Sun wrestles with open-source Java

Page III: Sun Microsystems is grappling with applying an open-source philosophy to its Java software as the company weighs risks and benefits over whether it should jump in further or not. But some experts are suggesting a middle ground.

Open-source reference implementations and test kits would make it easier for organisations to create Java compatible software without joining the JCP.

Groovy, a programming language, is designed to enable the Java environment to run simpler instructions called scripts and will be a test for the success of open-source test kits and reference implementations, Behlendorf said. "We'll see what happens with Groovy," Behlendorf said. "It's a test case. Does this process result in higher quality?"

Gosling said Sun already has embraced some of the merits of open-source software, namely the ability for others to see its source code.

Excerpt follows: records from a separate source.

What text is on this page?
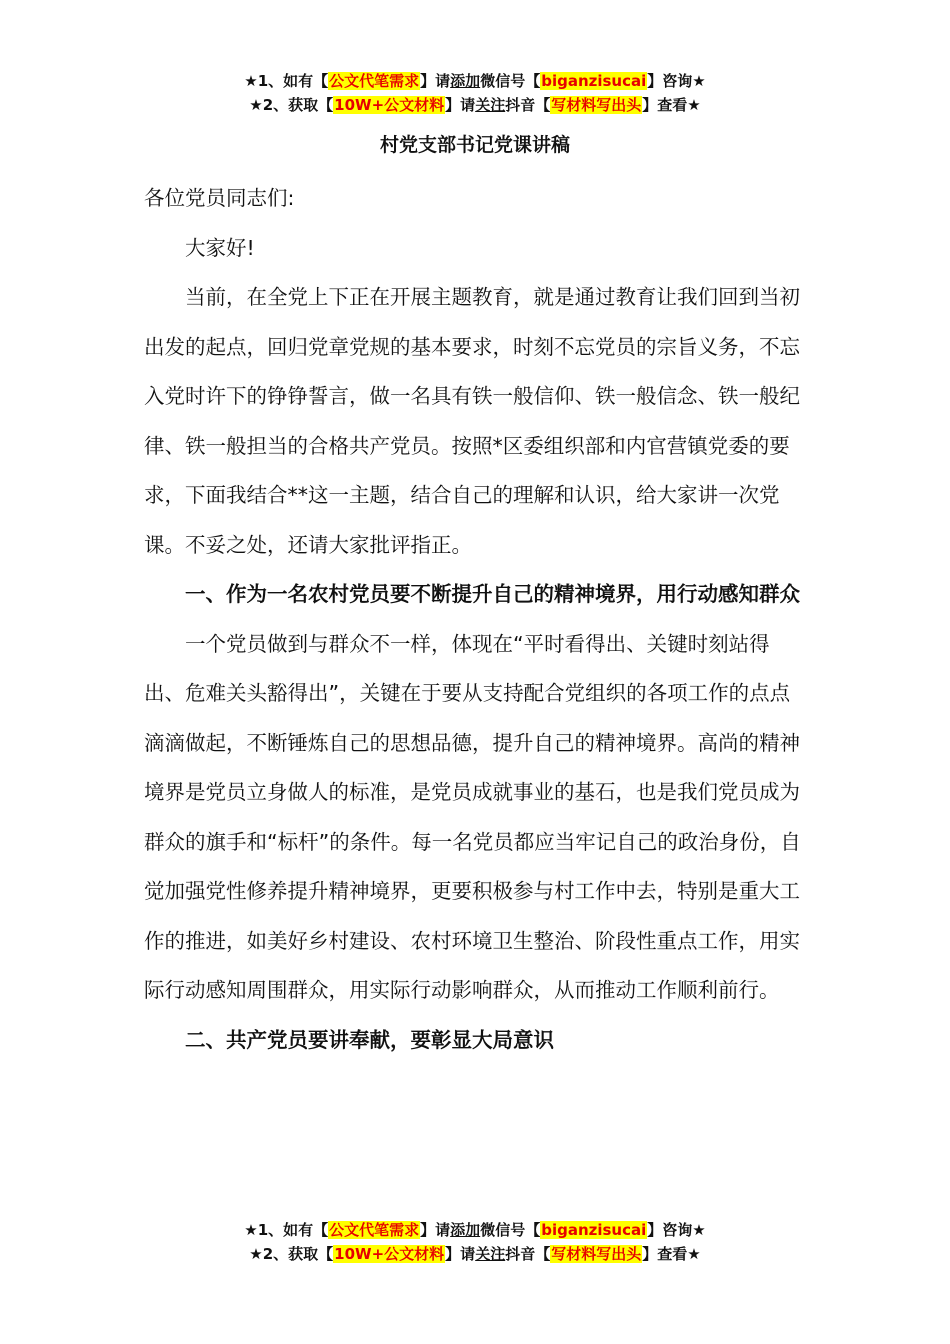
★1、如有【公文代笔需求】请添加微信号【biganzisucai】咨询★
★2、获取【10W+公文材料】请关注抖音【写材料写出头】查看★
村党支部书记党课讲稿

各位党员同志们:

大家好!

当前，在全党上下正在开展主题教育，就是通过教育让我们回到当初出发的起点，回归党章党规的基本要求，时刻不忘党员的宗旨义务，不忘入党时许下的铮铮誓言，做一名具有铁一般信仰、铁一般信念、铁一般纪律、铁一般担当的合格共产党员。按照*区委组织部和内官营镇党委的要求，下面我结合**这一主题，结合自己的理解和认识，给大家讲一次党课。不妥之处，还请大家批评指正。

一、作为一名农村党员要不断提升自己的精神境界，用行动感知群众

一个党员做到与群众不一样，体现在“平时看得出、关键时刻站得出、危难关头豁得出”，关键在于要从支持配合党组织的各项工作的点点滴滴做起，不断锤炼自己的思想品德，提升自己的精神境界。高尚的精神境界是党员立身做人的标准，是党员成就事业的基石，也是我们党员成为群众的旗手和“标杆”的条件。每一名党员都应当牢记自己的政治身份，自觉加强党性修养提升精神境界，更要积极参与村工作中去，特别是重大工作的推进，如美好乡村建设、农村环境卫生整治、阶段性重点工作，用实际行动感知周围群众，用实际行动影响群众，从而推动工作顺利前行。

二、共产党员要讲奉献，要彰显大局意识

★1、如有【公文代笔需求】请添加微信号【biganzisucai】咨询★
★2、获取【10W+公文材料】请关注抖音【写材料写出头】查看★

"The source is out there," Gosling said. However, Sun has included a provision to enforce compatibility. "There's a catch in the licence: You can't redistribute it, if it's deviant," he said. That constraint is not present in the open-source realm.

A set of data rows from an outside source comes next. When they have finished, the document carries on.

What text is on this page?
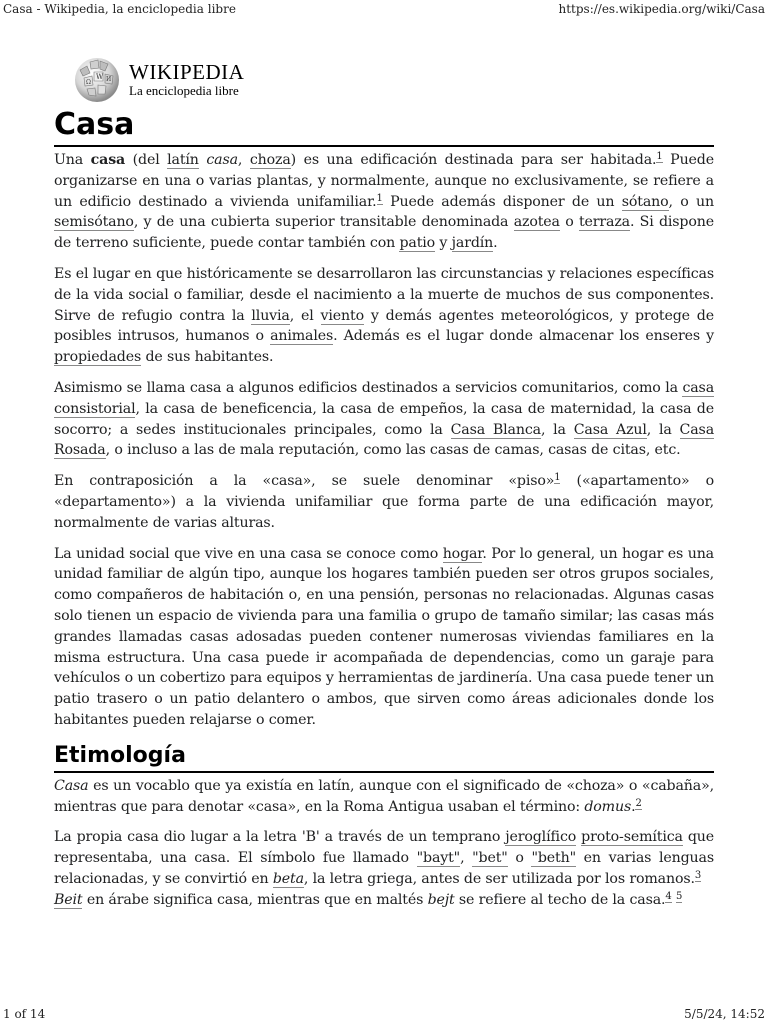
Casa - Wikipedia, la enciclopedia libre	https://es.wikipedia.org/wiki/Casa
W
Ω	И WIKIPEDIA
La enciclopedia libre
Casa

Una casa (del latín casa, choza) es una edificación destinada para ser habitada.$^1$ Puede organizarse en una o varias plantas, y normalmente, aunque no exclusivamente, se refiere a un edificio destinado a vivienda unifamiliar.$^1$ Puede además disponer de un sótano, o un semisótano, y de una cubierta superior transitable denominada azotea o terraza. Si dispone de terreno suficiente, puede contar también con patio y jardín.

Es el lugar en que históricamente se desarrollaron las circunstancias y relaciones específicas de la vida social o familiar, desde el nacimiento a la muerte de muchos de sus componentes. Sirve de refugio contra la lluvia, el viento y demás agentes meteorológicos, y protege de posibles intrusos, humanos o animales. Además es el lugar donde almacenar los enseres y propiedades de sus habitantes.

Asimismo se llama casa a algunos edificios destinados a servicios comunitarios, como la casa consistorial, la casa de beneficencia, la casa de empeños, la casa de maternidad, la casa de socorro; a sedes institucionales principales, como la Casa Blanca, la Casa Azul, la Casa Rosada, o incluso a las de mala reputación, como las casas de camas, casas de citas, etc.

En contraposición a la «casa», se suele denominar «piso»$^1$ («apartamento» o «departamento») a la vivienda unifamiliar que forma parte de una edificación mayor, normalmente de varias alturas.

La unidad social que vive en una casa se conoce como hogar. Por lo general, un hogar es una unidad familiar de algún tipo, aunque los hogares también pueden ser otros grupos sociales, como compañeros de habitación o, en una pensión, personas no relacionadas. Algunas casas solo tienen un espacio de vivienda para una familia o grupo de tamaño similar; las casas más grandes llamadas casas adosadas pueden contener numerosas viviendas familiares en la misma estructura. Una casa puede ir acompañada de dependencias, como un garaje para vehículos o un cobertizo para equipos y herramientas de jardinería. Una casa puede tener un patio trasero o un patio delantero o ambos, que sirven como áreas adicionales donde los habitantes pueden relajarse o comer.

Etimología

Casa es un vocablo que ya existía en latín, aunque con el significado de «choza» o «cabaña», mientras que para denotar «casa», en la Roma Antigua usaban el término: domus.$^2$

La propia casa dio lugar a la letra 'B' a través de un temprano jeroglífico proto-semítica que representaba, una casa. El símbolo fue llamado "bayt", "bet" o "beth" en varias lenguas relacionadas, y se convirtió en beta, la letra griega, antes de ser utilizada por los romanos.$^3$
Beit en árabe significa casa, mientras que en maltés bejt se refiere al techo de la casa.$^4$ $^5$

1 of 14	5/5/24, 14:52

In addition, Sun has released one chunk of Java code as open-source software with great fanfare: the Java 3D package, which handles three-dimensional geometrical and lighting display tasks.

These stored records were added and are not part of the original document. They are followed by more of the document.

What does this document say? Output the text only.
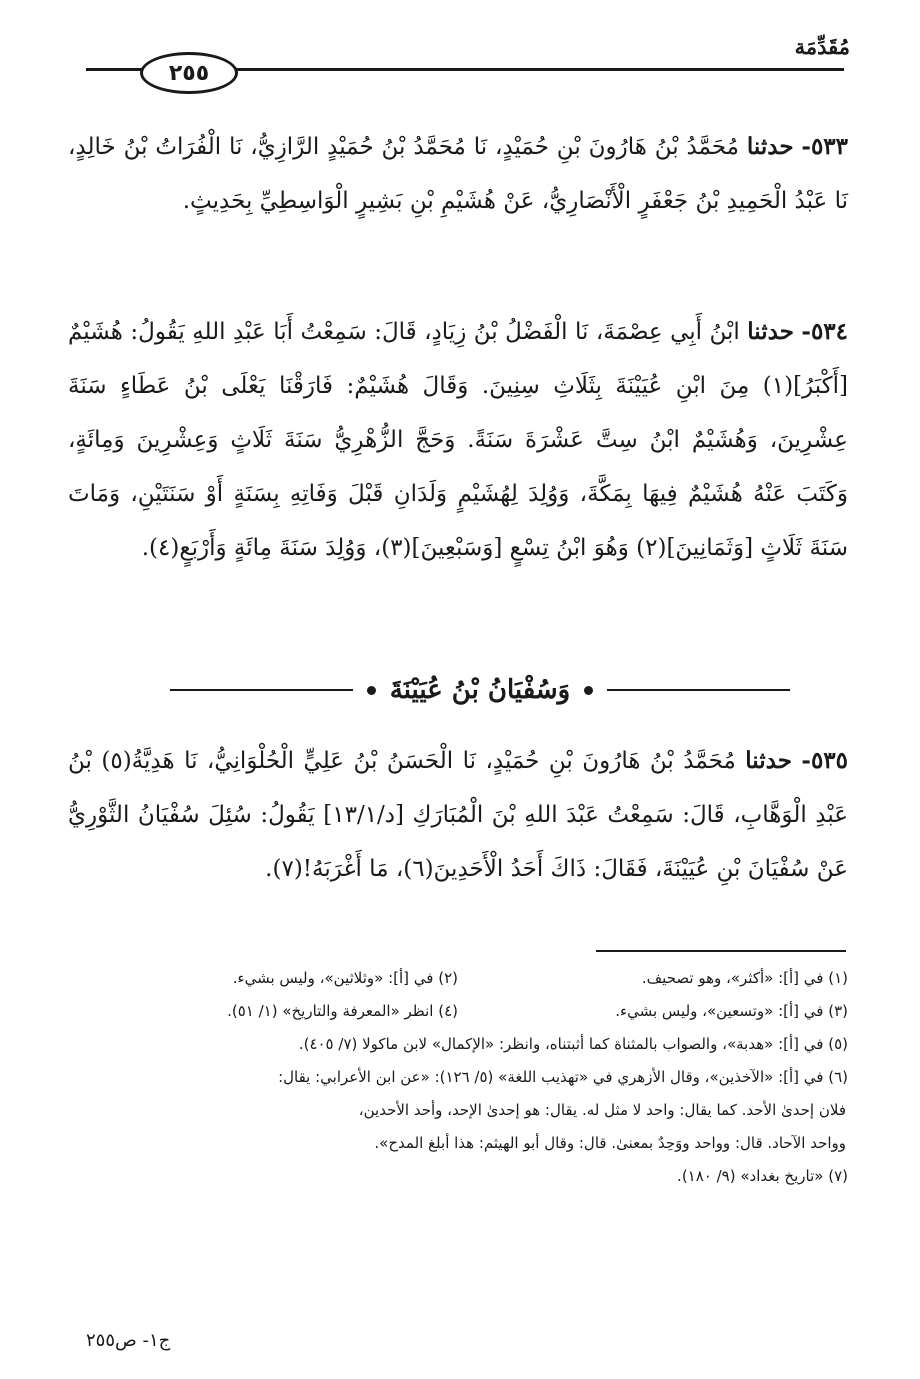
مُقَدِّمَة
٢٥٥

٥٣٣- حدثنا مُحَمَّدُ بْنُ هَارُونَ بْنِ حُمَيْدٍ، نَا مُحَمَّدُ بْنُ حُمَيْدٍ الرَّازِيُّ، نَا الْفُرَاتُ بْنُ خَالِدٍ، نَا عَبْدُ الْحَمِيدِ بْنُ جَعْفَرٍ الْأَنْصَارِيُّ، عَنْ هُشَيْمِ بْنِ بَشِيرٍ الْوَاسِطِيِّ بِحَدِيثٍ.

٥٣٤- حدثنا ابْنُ أَبِي عِصْمَةَ، نَا الْفَضْلُ بْنُ زِيَادٍ، قَالَ: سَمِعْتُ أَبَا عَبْدِ اللهِ يَقُولُ: هُشَيْمٌ [أَكْبَرُ](١) مِنَ ابْنِ عُيَيْنَةَ بِثَلَاثِ سِنِينَ. وَقَالَ هُشَيْمٌ: فَارَقْنَا يَعْلَى بْنُ عَطَاءٍ سَنَةَ عِشْرِينَ، وَهُشَيْمٌ ابْنُ سِتَّ عَشْرَةَ سَنَةً. وَحَجَّ الزُّهْرِيُّ سَنَةَ ثَلَاثٍ وَعِشْرِينَ وَمِائَةٍ، وَكَتَبَ عَنْهُ هُشَيْمٌ فِيهَا بِمَكَّةَ، وَوُلِدَ لِهُشَيْمٍ وَلَدَانِ قَبْلَ وَفَاتِهِ بِسَنَةٍ أَوْ سَنَتَيْنِ، وَمَاتَ سَنَةَ ثَلَاثٍ [وَثَمَانِينَ](٢) وَهُوَ ابْنُ تِسْعٍ [وَسَبْعِينَ](٣)، وَوُلِدَ سَنَةَ مِائَةٍ وَأَرْبَعٍ(٤).

وَسُفْيَانُ بْنُ عُيَيْنَةَ

٥٣٥- حدثنا مُحَمَّدُ بْنُ هَارُونَ بْنِ حُمَيْدٍ، نَا الْحَسَنُ بْنُ عَلِيٍّ الْحُلْوَانِيُّ، نَا هَدِيَّةُ(٥) بْنُ عَبْدِ الْوَهَّابِ، قَالَ: سَمِعْتُ عَبْدَ اللهِ بْنَ الْمُبَارَكِ [د/١٣/١] يَقُولُ: سُئِلَ سُفْيَانُ الثَّوْرِيُّ عَنْ سُفْيَانَ بْنِ عُيَيْنَةَ، فَقَالَ: ذَاكَ أَحَدُ الْأَحَدِينَ(٦)، مَا أَغْرَبَهُ!(٧).

(١) في [أ]: «أكثر»، وهو تصحيف.
(٢) في [أ]: «وثلاثين»، وليس بشيء.
(٣) في [أ]: «وتسعين»، وليس بشيء.
(٤) انظر «المعرفة والتاريخ» (١/ ٥١).
(٥) في [أ]: «هدبة»، والصواب بالمثناة كما أثبتناه، وانظر: «الإكمال» لابن ماكولا (٧/ ٤٠٥).
(٦) في [أ]: «الآخذين»، وقال الأزهري في «تهذيب اللغة» (٥/ ١٢٦): «عن ابن الأعرابي: يقال:
فلان إحدىٰ الأحد. كما يقال: واحد لا مثل له. يقال: هو إحدىٰ الإحد، وأحد الأحدين،
وواحد الآحاد. قال: وواحد ووَحِدٌ بمعنىٰ. قال: وقال أبو الهيثم: هذا أبلغ المدح».
(٧) «تاريخ بغداد» (٩/ ١٨٠).
ج١- ص٢٥٥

Legal entanglements complicate the existing Java regime. Because access to the JCP is contingent on signing a legal participation agreement, there's a barrier to outsiders who, for example, want to suggest bug fixes -- a barrier not present in the open-source realm. At the same time, open-source programmers have their own ways of dealing with some problems before the lawyers get involved, Behlendorf said.

"Defects in compatibility are seen as bugs to be fixed, rather than legal terms to be violated and litigated. It shifts the responsibility and the onus from the lawyers to the developers," he said.

The march of progress
The JCP has changed and will continue to change, said Rob Gingell, the Sun vice president who oversees that effort.

"Two years ago with Apache, we evolved the way Java was managed to make things more inclusive," Gingell said, forced to respond by the fact that Apache wanted to participate and help with developing the code for servers, but wasn't allowed to.

Now history is repeating itself, Gingell said. At dinner on Wednesday, Geronimo developers told Gingell of bugs they had discovered in a compatibility test kit that they were prohibited from fixing.

Sun believes it's made some progress, for example, in the case of "real-time" Java, a version of the software designed for machines that must respond to some events quickly. In 1999, several companies unhappy with Sun's rules began their own work on a real-time Java standard under the purview of a group called the J Consortium.

But the companies who had headed in their own direction "are thinking of joining the JCP," said Greg Bollella, a Sun senior staff engineer and a lead developer of real-time Java. "We're kind of healing the rift," he said.